Vol. 60, Issue 3, 521-527, September 2001

Carrier-Mediated Delivery Improves the Efficacy of 9-(2-Phosphonylmethoxyethyl)Adenine against Hepatitis B Virus

Martin K. Bijsterbosch, Chunxiao Ying, Remco L. A. de Vrueh, Erik de Clercq, Erik A. L. Biessen, Johan Neyts, and Theo J. C. van Berkel

Division of Biopharmaceutics, Leiden/Amsterdam Center for Drug Research, University of Leiden, Leiden, The Netherlands (M.K.B., R.L.A.D.V., E.A.L.B., T.J.C.V.B.); and Rega Institute for Medical Research, University of Leuven, Leuven, Belgium (C.Y., E.D.C., J.N.)
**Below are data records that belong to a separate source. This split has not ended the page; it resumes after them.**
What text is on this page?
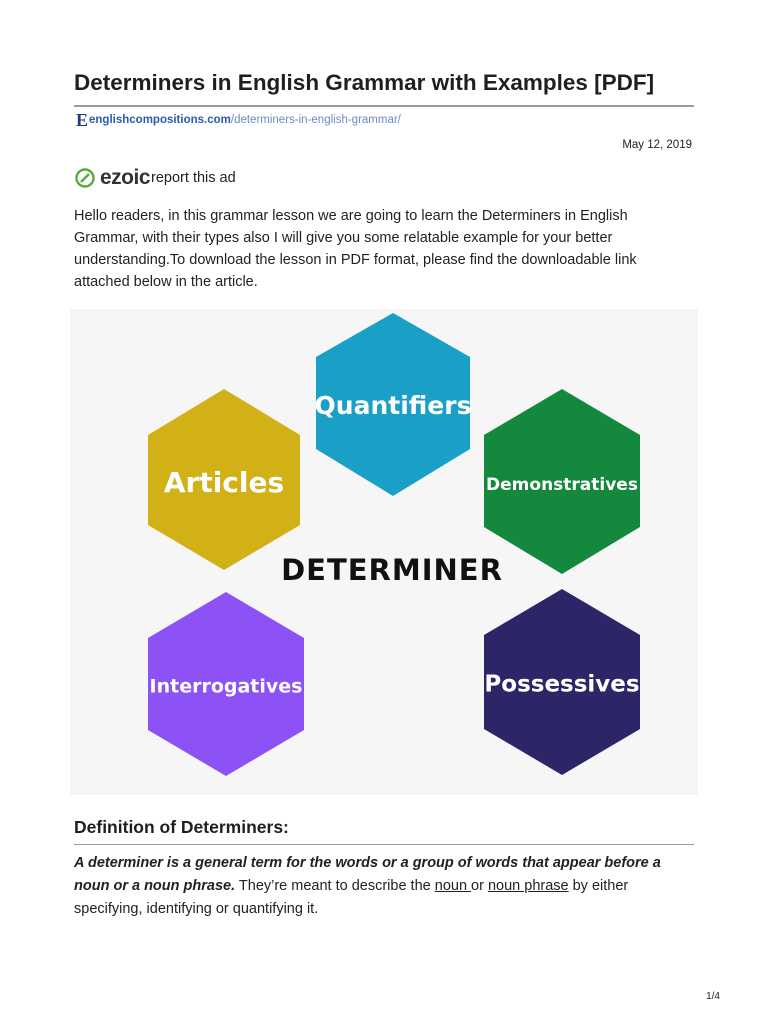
Determiners in English Grammar with Examples [PDF]
E englishcompositions.com /determiners-in-english-grammar/
May 12, 2019
ezoic report this ad

Hello readers, in this grammar lesson we are going to learn the Determiners in English Grammar, with their types also I will give you some relatable example for your better understanding.To download the lesson in PDF format, please find the downloadable link attached below in the article.

Quantifiers
Articles	Demonstratives
Interrogatives	Possessives
DETERMINER
Definition of Determiners:

A determiner is a general term for the words or a group of words that appear before a noun or a noun phrase. They’re meant to describe the noun or noun phrase by either specifying, identifying or quantifying it.

1/4
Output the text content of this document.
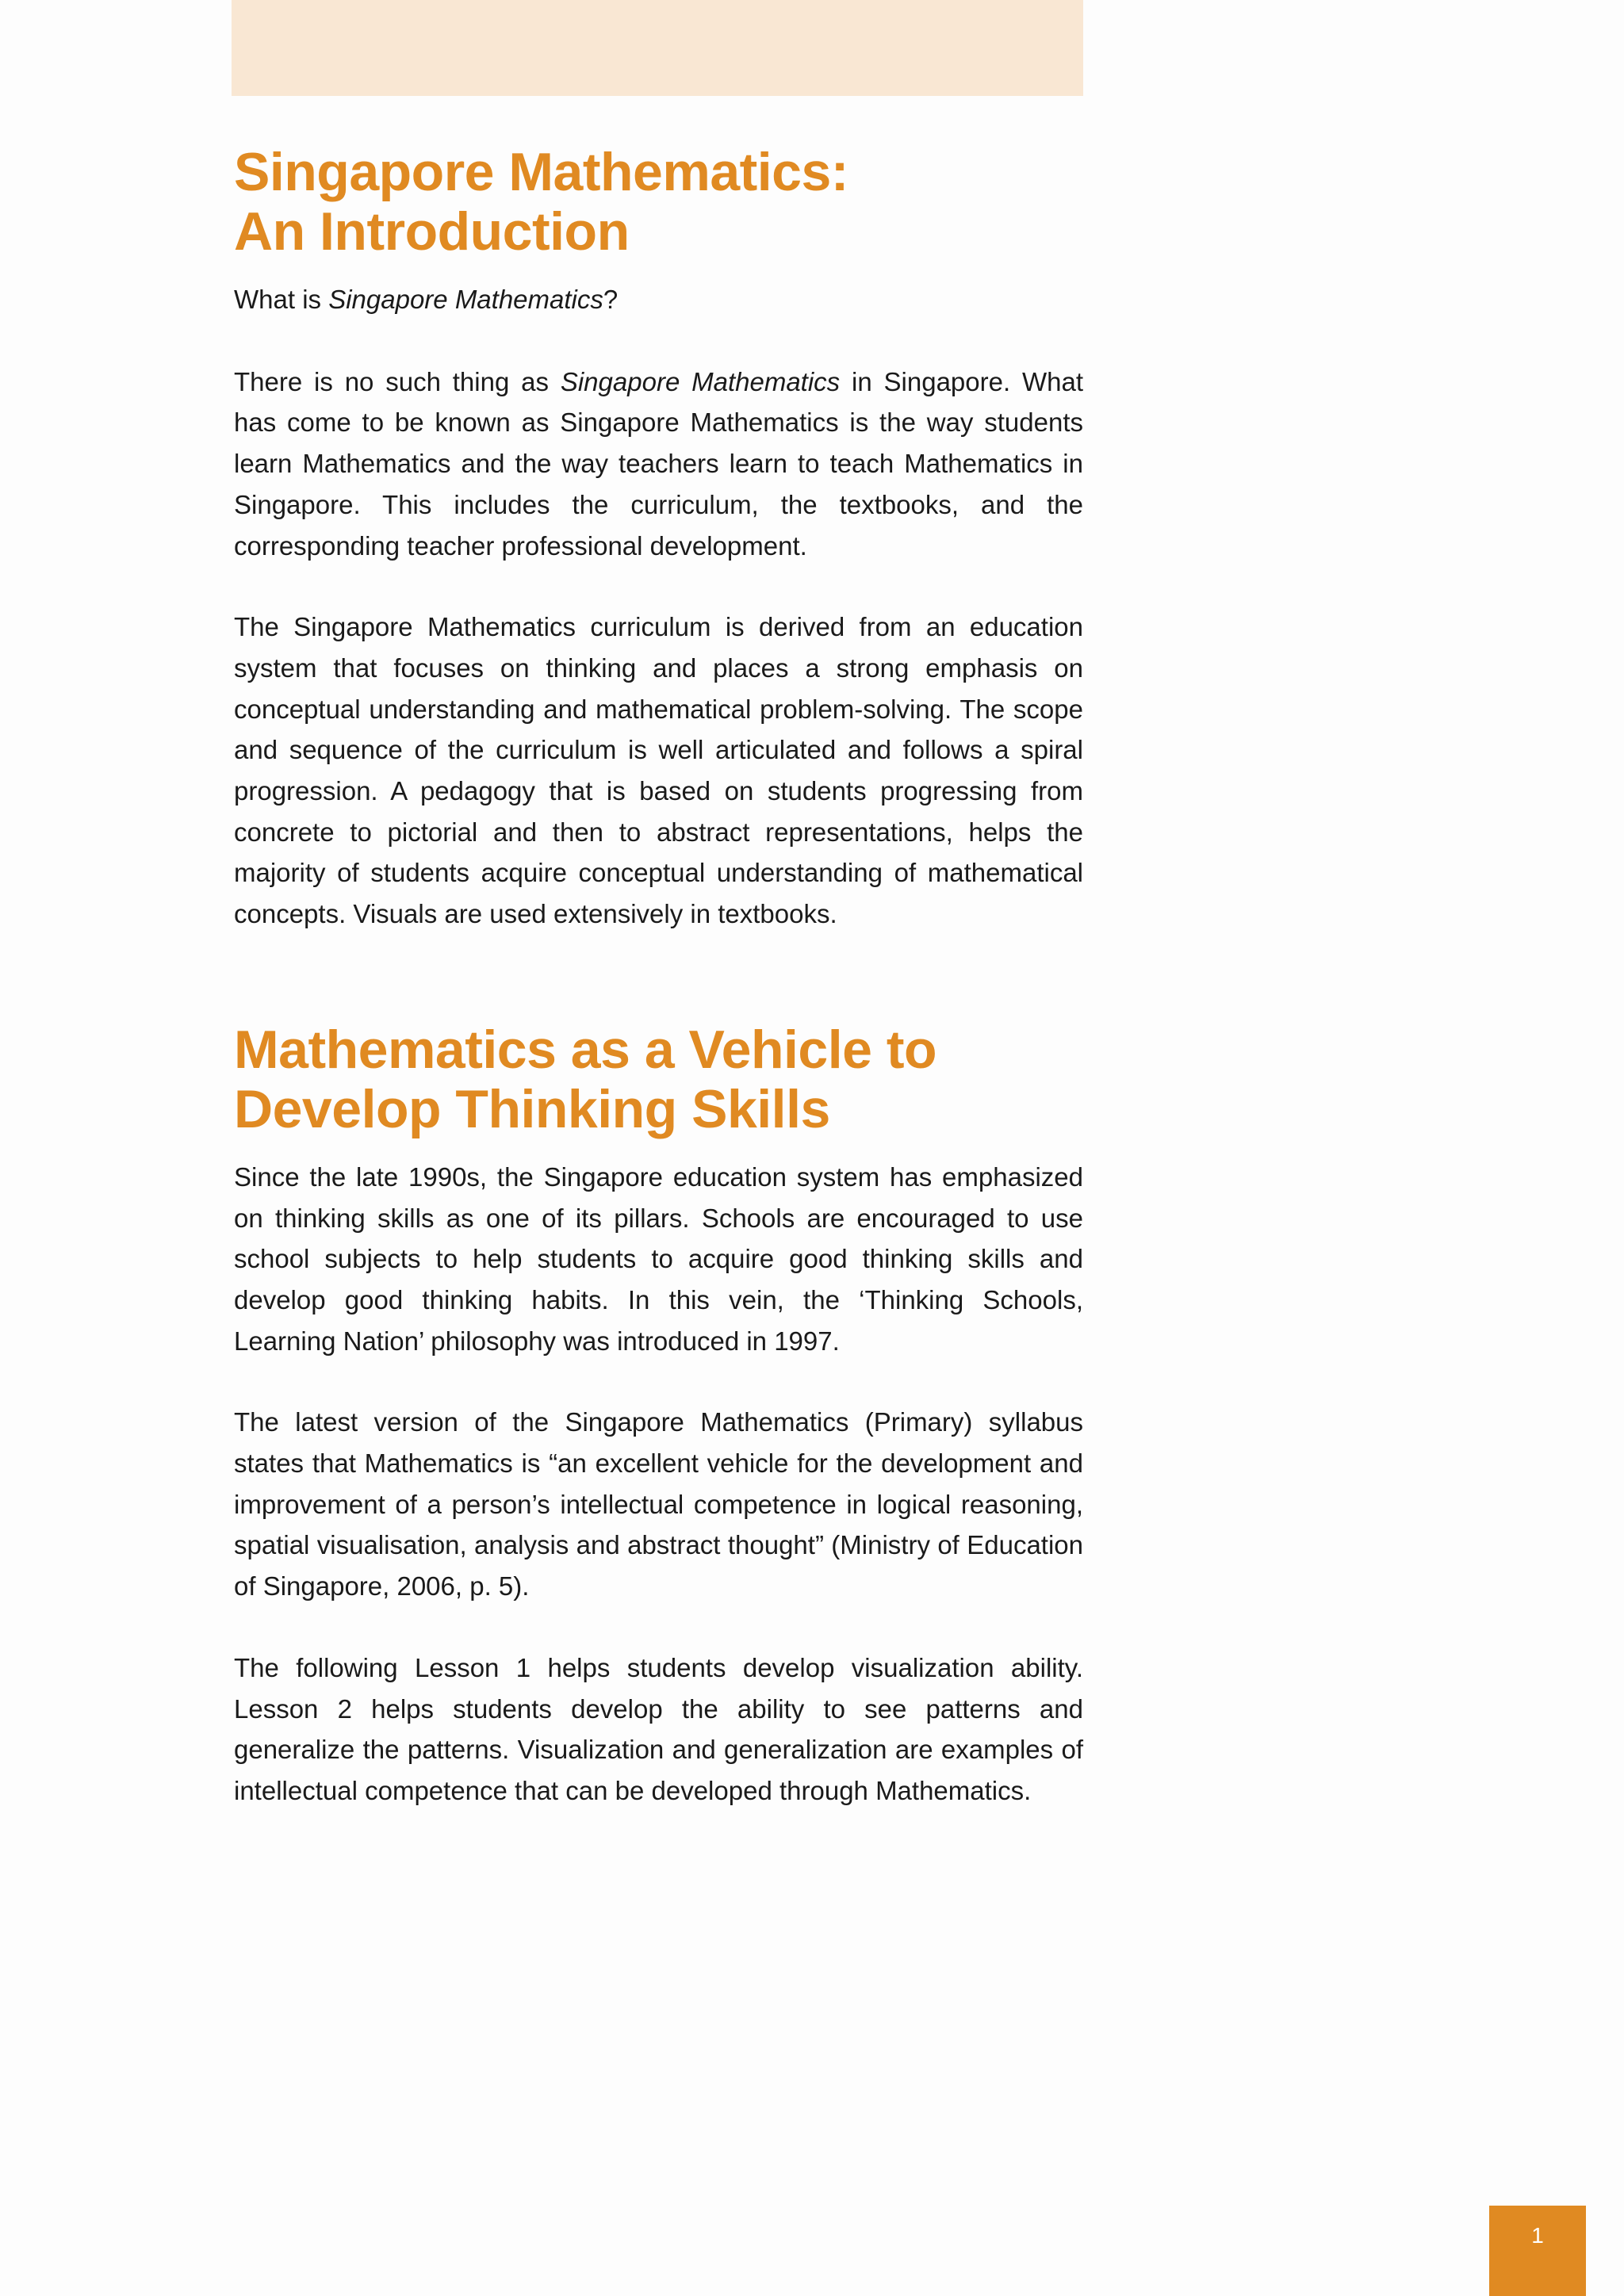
Singapore Mathematics:
An Introduction

What is Singapore Mathematics?

There is no such thing as Singapore Mathematics in Singapore. What has come to be known as Singapore Mathematics is the way students learn Mathematics and the way teachers learn to teach Mathematics in Singapore. This includes the curriculum, the textbooks, and the corresponding teacher professional development.

The Singapore Mathematics curriculum is derived from an education system that focuses on thinking and places a strong emphasis on conceptual understanding and mathematical problem-solving. The scope and sequence of the curriculum is well articulated and follows a spiral progression. A pedagogy that is based on students progressing from concrete to pictorial and then to abstract representations, helps the majority of students acquire conceptual understanding of mathematical concepts. Visuals are used extensively in textbooks.

Mathematics as a Vehicle to
Develop Thinking Skills

Since the late 1990s, the Singapore education system has emphasized on thinking skills as one of its pillars. Schools are encouraged to use school subjects to help students to acquire good thinking skills and develop good thinking habits. In this vein, the ‘Thinking Schools, Learning Nation’ philosophy was introduced in 1997.

The latest version of the Singapore Mathematics (Primary) syllabus states that Mathematics is “an excellent vehicle for the development and improvement of a person’s intellectual competence in logical reasoning, spatial visualisation, analysis and abstract thought” (Ministry of Education of Singapore, 2006, p. 5).

The following Lesson 1 helps students develop visualization ability. Lesson 2 helps students develop the ability to see patterns and generalize the patterns. Visualization and generalization are examples of intellectual competence that can be developed through Mathematics.

1
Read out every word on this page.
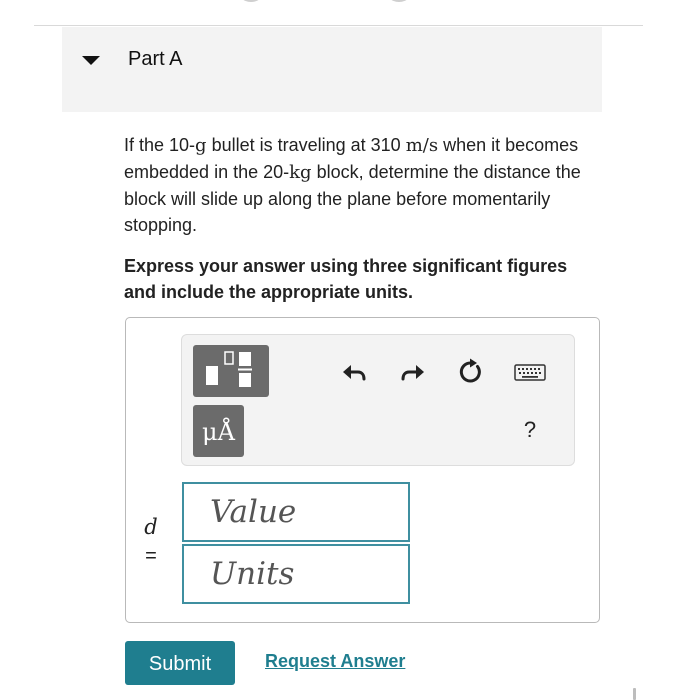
Part A
If the 10-g bullet is traveling at 310 m/s when it becomes embedded in the 20-kg block, determine the distance the block will slide up along the plane before momentarily stopping.
Express your answer using three significant figures and include the appropriate units.
μÅ	?
d
=
Value
Units
Submit	Request Answer
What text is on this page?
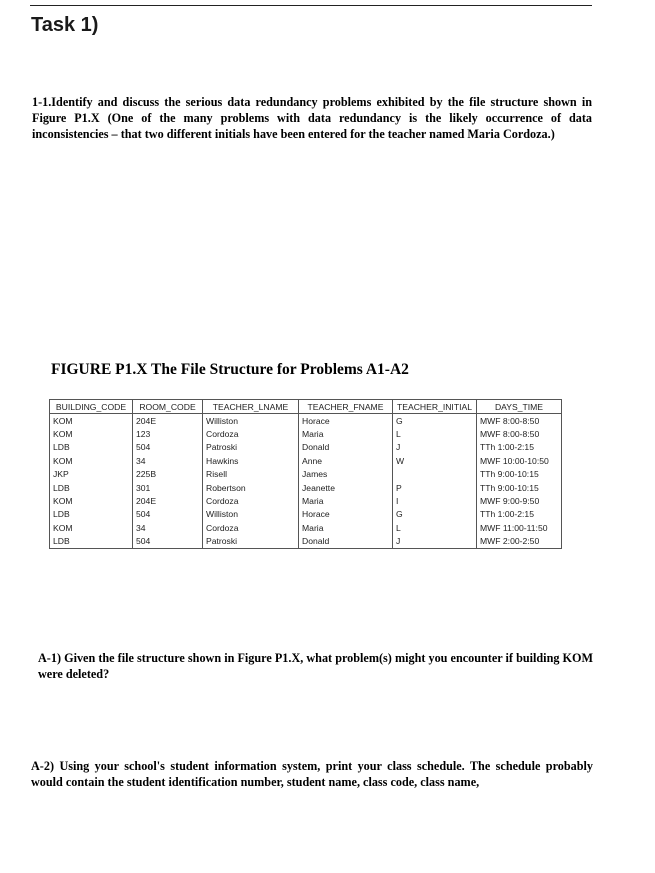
Task 1)
1-1.Identify and discuss the serious data redundancy problems exhibited by the file structure shown in Figure P1.X (One of the many problems with data redundancy is the likely occurrence of data inconsistencies – that two different initials have been entered for the teacher named Maria Cordoza.)
FIGURE P1.X The File Structure for Problems A1-A2
BUILDING_CODE	ROOM_CODE	TEACHER_LNAME	TEACHER_FNAME	TEACHER_INITIAL	DAYS_TIME
KOM	204E	Williston	Horace	G	MWF 8:00-8:50
KOM	123	Cordoza	Maria	L	MWF 8:00-8:50
LDB	504	Patroski	Donald	J	TTh 1:00-2:15
KOM	34	Hawkins	Anne	W	MWF 10:00-10:50
JKP	225B	Risell	James		TTh 9:00-10:15
LDB	301	Robertson	Jeanette	P	TTh 9:00-10:15
KOM	204E	Cordoza	Maria	I	MWF 9:00-9:50
LDB	504	Williston	Horace	G	TTh 1:00-2:15
KOM	34	Cordoza	Maria	L	MWF 11:00-11:50
LDB	504	Patroski	Donald	J	MWF 2:00-2:50
A-1) Given the file structure shown in Figure P1.X, what problem(s) might you encounter if building KOM were deleted?
A-2) Using your school's student information system, print your class schedule. The schedule probably would contain the student identification number, student name, class code, class name,
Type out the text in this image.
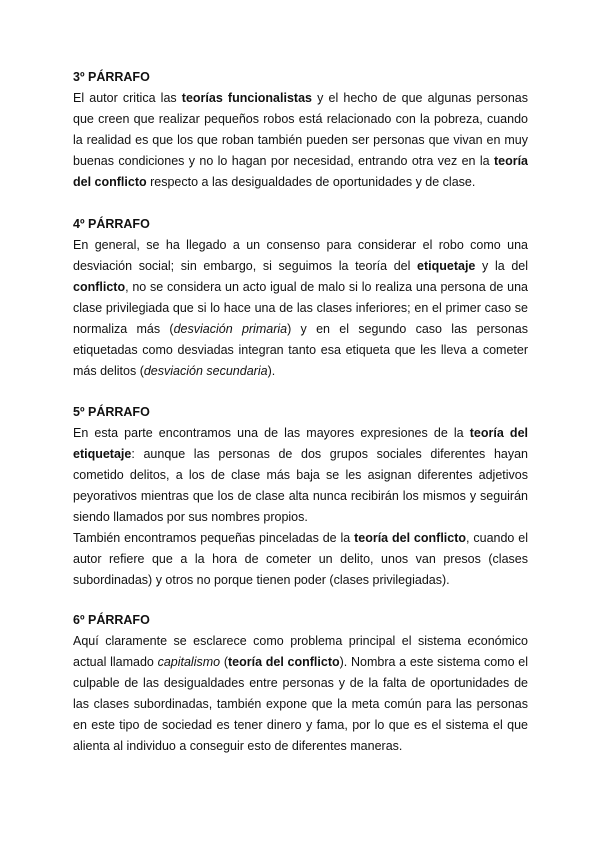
3º PÁRRAFO

El autor critica las teorías funcionalistas y el hecho de que algunas personas que creen que realizar pequeños robos está relacionado con la pobreza, cuando la realidad es que los que roban también pueden ser personas que vivan en muy buenas condiciones y no lo hagan por necesidad, entrando otra vez en la teoría del conflicto respecto a las desigualdades de oportunidades y de clase.

4º PÁRRAFO

En general, se ha llegado a un consenso para considerar el robo como una desviación social; sin embargo, si seguimos la teoría del etiquetaje y la del conflicto, no se considera un acto igual de malo si lo realiza una persona de una clase privilegiada que si lo hace una de las clases inferiores; en el primer caso se normaliza más (desviación primaria) y en el segundo caso las personas etiquetadas como desviadas integran tanto esa etiqueta que les lleva a cometer más delitos (desviación secundaria).

5º PÁRRAFO

En esta parte encontramos una de las mayores expresiones de la teoría del etiquetaje: aunque las personas de dos grupos sociales diferentes hayan cometido delitos, a los de clase más baja se les asignan diferentes adjetivos peyorativos mientras que los de clase alta nunca recibirán los mismos y seguirán siendo llamados por sus nombres propios.

También encontramos pequeñas pinceladas de la teoría del conflicto, cuando el autor refiere que a la hora de cometer un delito, unos van presos (clases subordinadas) y otros no porque tienen poder (clases privilegiadas).

6º PÁRRAFO

Aquí claramente se esclarece como problema principal el sistema económico actual llamado capitalismo (teoría del conflicto). Nombra a este sistema como el culpable de las desigualdades entre personas y de la falta de oportunidades de las clases subordinadas, también expone que la meta común para las personas en este tipo de sociedad es tener dinero y fama, por lo que es el sistema el que alienta al individuo a conseguir esto de diferentes maneras.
We recently synthesized a lipophilic prodrug of 9-(2-phosphonyl-methoxyethyl)adenine (PMEA), designated PMEA-LO, and incorporated it into reconstituted lactosylated high-density lipoprotein (LacNeoHDL). In a rat model, LacNeoHDL-associated PMEA-LO was internalized by the asialoglycoprotein receptor on parenchymal liver cells and converted into its active diphosphorylated metabolite. To further evaluate the therapeutic potential of the carrier-associated prodrug, we examined in this study the processing of ¹²⁵I-labeled PMEA-LO-loaded LacNeoHDL by HepG2 cells. Upon incubation with HepG2 cells, PMEA-LO-loaded LacNeoHDL became rapidly cell-associated. The association was saturable and of high-affinity (k_d = 3.8 ± 0.4 nM). Asialofetuin, an established ligand for the asialoglycoprotein receptor, inhibited the association by >75%, which confirms the role of the asialoglycoprotein receptor. Association of the prodrug-loaded particles to HepG2 cells was coupled to degradation. Radiolabeled degradation products appeared in the culture medium with a lag phase of 2 h. Asialofetuin and chloroquine inhibited secretion of degradation products by 75 to 80%, indicating that PMEA-LO-loaded LacNeoHDL is internalized via the asialoglycoprotein receptor and lysosomally processed. The therapeutic potential of LacNeoHDL-associated PMEA-LO was studied by measuring its effects on hepatitis B virus (HBV) replication in Hep AD38 cells (HBV-transfected HepG2 cells). LacNeoHDL-associated PMEA-LO effectively inhibited HBV DNA synthesis. The EC₅₀ value of carrier-associated PMEA-LO was 35 times lower than that of free PMEA (3.4 ± 0.4 and 120 ± 18 ng of PMEA/ml, respectively). We conclude that the present results, combined with our earlier in vivo disposition data, underscore the therapeutic potential and utility of PMEA-LO-loaded LacNeoHDL for treatment of chronic hepatitis B.